Getting Started

Getting started

Introduction

The Revelator API enables partners to provide Revelator functionality to artists or other collaborators directly from their own applications.

All API partners are given an API key that is required to access certain key endpoints. The API key is effectively a “client secret”.

Make sure that your API key never goes into client side code; otherwise, your clients will be able to abuse it!

The Revelator API powers the Revelator web interface. Because the external API offering is also used internally, developer’s can view API requests initiated by the web interface and use these requests as working samples. Additionally, they can view (and validate) the results of their API requests in the web interface.

Base URLs

Use the staging environment for all testing. Note that all accounts and content in staging are periodically overwritten with the accounts and content in production.

ServiceProductionStaging
APIapp-api.revelator.comstaging-api.revelator.com
Revelator Web Interface - v2app.revelator.prostaging.revelator.pro
Revelator Web Interface - v1app.revelator.comstaging.revelator.com

The above web interface URLs are generic. To access the production environment’s web interface with your white label’s custom branding, use your white label’s custom URL.

Authentication and Headers

Some endpoints in the API are not performed as users and therefore do not require access tokens. For example, Signing Up New Users. These tasks always require you to provide your API key.

Access Tokens

Retrieve an access token for a user by Authenticating. The access token must be sent with each subsequent request in one of the following ways:

  • As a header “authorization” with the value set to bearer <token>. (standard bearer token)
  • As a header named “token” with the value set to the token
  • As a query string parameter “token” with the value set to the token:
<Endpoint_URL>?token=<access token>

Content Type

Unless otherwise specified, the content type for the request body is application/json.

Implementation Models

Revelator is a highly customizable application which is relevant for many use cases.

Child Account Model

This is the model we recommend for most use cases.

For API implementations using the child account model, tasks are performed within a user’s personal Revelator account.

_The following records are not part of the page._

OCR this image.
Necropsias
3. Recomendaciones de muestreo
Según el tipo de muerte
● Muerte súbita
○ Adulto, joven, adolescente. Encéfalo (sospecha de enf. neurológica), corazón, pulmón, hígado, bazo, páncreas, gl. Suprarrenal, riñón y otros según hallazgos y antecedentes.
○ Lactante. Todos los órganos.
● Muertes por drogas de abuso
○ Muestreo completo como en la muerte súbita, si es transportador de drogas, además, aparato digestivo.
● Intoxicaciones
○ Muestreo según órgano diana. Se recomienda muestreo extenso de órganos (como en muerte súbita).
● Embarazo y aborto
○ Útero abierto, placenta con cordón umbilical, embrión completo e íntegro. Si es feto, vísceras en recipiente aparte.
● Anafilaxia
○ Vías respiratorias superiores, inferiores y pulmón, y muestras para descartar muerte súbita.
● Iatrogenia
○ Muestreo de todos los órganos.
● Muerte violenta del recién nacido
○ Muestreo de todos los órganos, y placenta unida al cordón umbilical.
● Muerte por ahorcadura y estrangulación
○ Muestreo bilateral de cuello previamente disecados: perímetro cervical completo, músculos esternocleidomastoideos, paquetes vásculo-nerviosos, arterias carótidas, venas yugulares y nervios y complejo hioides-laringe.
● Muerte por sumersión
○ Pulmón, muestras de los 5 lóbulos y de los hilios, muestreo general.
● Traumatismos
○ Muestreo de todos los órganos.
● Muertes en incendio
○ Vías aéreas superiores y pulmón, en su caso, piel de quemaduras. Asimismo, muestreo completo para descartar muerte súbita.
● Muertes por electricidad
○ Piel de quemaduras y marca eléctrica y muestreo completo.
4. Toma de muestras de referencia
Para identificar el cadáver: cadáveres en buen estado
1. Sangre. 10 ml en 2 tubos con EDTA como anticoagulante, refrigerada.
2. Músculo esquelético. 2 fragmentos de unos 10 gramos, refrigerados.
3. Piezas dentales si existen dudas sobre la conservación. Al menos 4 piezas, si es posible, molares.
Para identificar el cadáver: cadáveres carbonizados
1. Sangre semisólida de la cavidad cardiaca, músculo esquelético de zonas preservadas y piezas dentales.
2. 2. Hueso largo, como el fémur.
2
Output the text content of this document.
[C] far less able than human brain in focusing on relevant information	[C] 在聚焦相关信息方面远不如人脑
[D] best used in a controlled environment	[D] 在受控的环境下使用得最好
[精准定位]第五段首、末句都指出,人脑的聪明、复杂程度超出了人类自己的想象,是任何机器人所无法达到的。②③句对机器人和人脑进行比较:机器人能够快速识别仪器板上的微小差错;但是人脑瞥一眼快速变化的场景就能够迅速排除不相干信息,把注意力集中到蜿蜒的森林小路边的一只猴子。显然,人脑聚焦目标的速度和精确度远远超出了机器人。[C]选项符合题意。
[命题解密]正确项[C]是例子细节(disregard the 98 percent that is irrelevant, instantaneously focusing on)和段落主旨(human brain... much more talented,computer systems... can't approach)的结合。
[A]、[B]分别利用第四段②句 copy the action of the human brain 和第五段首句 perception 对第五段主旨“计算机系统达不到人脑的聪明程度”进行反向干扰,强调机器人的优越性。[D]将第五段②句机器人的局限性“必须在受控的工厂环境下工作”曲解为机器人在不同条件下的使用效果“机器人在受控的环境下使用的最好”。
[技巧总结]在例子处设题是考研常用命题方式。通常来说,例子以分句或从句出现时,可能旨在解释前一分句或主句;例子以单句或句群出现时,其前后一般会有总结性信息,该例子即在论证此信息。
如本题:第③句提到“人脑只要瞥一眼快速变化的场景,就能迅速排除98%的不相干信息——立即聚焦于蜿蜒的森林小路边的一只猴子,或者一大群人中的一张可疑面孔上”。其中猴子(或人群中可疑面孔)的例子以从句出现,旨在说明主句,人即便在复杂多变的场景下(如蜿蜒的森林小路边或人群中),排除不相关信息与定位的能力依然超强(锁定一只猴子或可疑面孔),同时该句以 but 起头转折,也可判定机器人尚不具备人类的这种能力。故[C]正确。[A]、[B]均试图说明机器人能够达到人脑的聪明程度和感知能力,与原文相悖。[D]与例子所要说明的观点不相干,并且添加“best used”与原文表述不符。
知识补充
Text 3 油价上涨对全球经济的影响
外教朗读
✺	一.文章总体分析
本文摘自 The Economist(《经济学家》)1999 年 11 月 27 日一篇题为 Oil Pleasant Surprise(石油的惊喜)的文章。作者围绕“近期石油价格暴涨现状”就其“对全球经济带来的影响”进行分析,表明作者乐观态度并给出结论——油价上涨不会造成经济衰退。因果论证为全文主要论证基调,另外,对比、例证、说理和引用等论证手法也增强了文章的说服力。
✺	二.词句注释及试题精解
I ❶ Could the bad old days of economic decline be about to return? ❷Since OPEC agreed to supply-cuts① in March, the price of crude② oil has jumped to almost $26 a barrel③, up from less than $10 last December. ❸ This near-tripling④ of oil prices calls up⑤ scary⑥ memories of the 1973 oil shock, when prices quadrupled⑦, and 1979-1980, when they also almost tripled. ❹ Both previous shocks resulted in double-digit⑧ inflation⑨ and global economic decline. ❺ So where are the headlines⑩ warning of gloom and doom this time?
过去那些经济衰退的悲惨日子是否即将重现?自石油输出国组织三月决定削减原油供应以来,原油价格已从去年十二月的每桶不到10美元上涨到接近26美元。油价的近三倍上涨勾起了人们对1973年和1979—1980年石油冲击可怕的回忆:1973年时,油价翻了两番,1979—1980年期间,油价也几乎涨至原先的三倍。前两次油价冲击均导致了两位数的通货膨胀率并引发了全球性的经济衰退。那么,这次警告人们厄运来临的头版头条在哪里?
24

  • Partner application will create a new user and child account in the Revelator system for each of the partner’s users.
  • Assets will never be defined directly in the parent account. Parent account users have permission to view and edit all child account content (releases, tracks, artists and labels), as well as view analytics.
  • Required model for any use case which involves directing your users to the Revelator web interface (white labels).
  • Partner can choose to authenticate their users with or without their knowledge or involvement (prompted or unprompted authentication).
  • Partner will perform administrative tasks, such as inspecting release metadata and performing royalty runs, in the partner tenant in the Revelator web interface.
  • Recommended for customers seeking to utilize built-in automation, such as default contracts per child account

Other Models

Different implementation models do exist, but are not recommended in most cases. If the Child Account Model doesn’t work for you, please contact your API account manager.

Workflow: Importing an Existing Catalog or Creating New Release

Use this workflow to understand the order of API requests to use when importing an existing catalog or creating new releases. To import an existing catalog, use these requests in your ingestion script; otherwise, use this request flow in your application.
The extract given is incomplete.